Sin duda para el continente de América, el comandante Chávez ha sido el portavoz de los que no teníamos voces frente al agobio incesante de la plaga imperialista norteamericana, recoge la incursión esculpida sobre la espada de Bolívar, de genio maravilloso que volvió a regar la tierra de la necesaria integración y unidad de nuestros pueblos hermanos latinoamericanos caribeños, tejiendo los fraternos lazos de hermandad y solidaridad presta a la orden del día para el fortalecimiento de los esperados encuentros del mañana en un solo puño, fuerte y unido.

El pueblo que está ahora llorando el adiós de la vida material de su presidente se hace correspondiente de todo ese infinito amor entregado por Chávez, sabiendo reconfortarse en el espíritu combativo revolucionario aprendido en las batallas diarias de su quehacer por la transformación social de su entorno, de su espacio vital que es y significa la Revolución Bolivariana, la misma que libramos las y los trabajadores dignificando su exclusivo carácter de clase por la consolidación del poder popular, que se hace desde abajo con los de abajo y para los de abajo y no como han intentado y pretenden confundir por parte de las figuras representativas del poder del Estado que se constituye desde el Gobierno.

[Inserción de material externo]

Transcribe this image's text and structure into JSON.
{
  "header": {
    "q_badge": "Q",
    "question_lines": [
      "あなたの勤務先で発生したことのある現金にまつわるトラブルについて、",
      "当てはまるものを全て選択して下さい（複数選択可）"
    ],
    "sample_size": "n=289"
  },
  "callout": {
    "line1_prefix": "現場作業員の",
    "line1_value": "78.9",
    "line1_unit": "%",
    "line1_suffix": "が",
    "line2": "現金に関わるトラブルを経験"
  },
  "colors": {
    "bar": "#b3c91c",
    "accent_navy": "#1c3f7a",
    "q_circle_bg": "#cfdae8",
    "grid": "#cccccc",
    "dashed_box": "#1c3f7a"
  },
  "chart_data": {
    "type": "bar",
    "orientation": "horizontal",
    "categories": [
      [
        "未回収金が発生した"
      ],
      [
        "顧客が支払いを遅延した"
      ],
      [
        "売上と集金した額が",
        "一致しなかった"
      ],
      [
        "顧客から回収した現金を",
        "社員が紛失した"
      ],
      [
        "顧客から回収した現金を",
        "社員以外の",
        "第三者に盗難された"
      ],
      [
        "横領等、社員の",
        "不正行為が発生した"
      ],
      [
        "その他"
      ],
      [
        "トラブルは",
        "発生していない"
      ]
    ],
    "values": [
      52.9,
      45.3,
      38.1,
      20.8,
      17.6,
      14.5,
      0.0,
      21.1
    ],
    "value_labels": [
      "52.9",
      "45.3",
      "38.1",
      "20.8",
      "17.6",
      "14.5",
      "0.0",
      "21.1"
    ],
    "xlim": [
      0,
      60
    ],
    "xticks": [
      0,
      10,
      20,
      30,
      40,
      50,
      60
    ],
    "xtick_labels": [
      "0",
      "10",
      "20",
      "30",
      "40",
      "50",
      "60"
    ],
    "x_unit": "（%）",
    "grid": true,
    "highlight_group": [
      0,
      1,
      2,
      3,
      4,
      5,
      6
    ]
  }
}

Este pueblo sabio curtido en cientos de batallas por la defensa del proceso bolivariano, que se expresa en múltiples formas de las fuerzas combativas revolucionarias es consciente del compromiso histórico que se le presenta en este nuevo episodio de confrontación de clase inevitable que en cualquier momento la reacción fascista lacaya pro yanqui intentara de nuevo tratar de arrebatarnos las sendas labradas de nuestro proyecto emancipador por la definitiva independencia, la Patria Grande y el Socialismo.

Nuestra hora, es ahora, en la unidad de todas las fuerzas revolucionarias, donde hay cabida en una franca estrategia: la victoria popular de todo el pueblo frente a la reacción fascista pro imperialista y al imperialismo.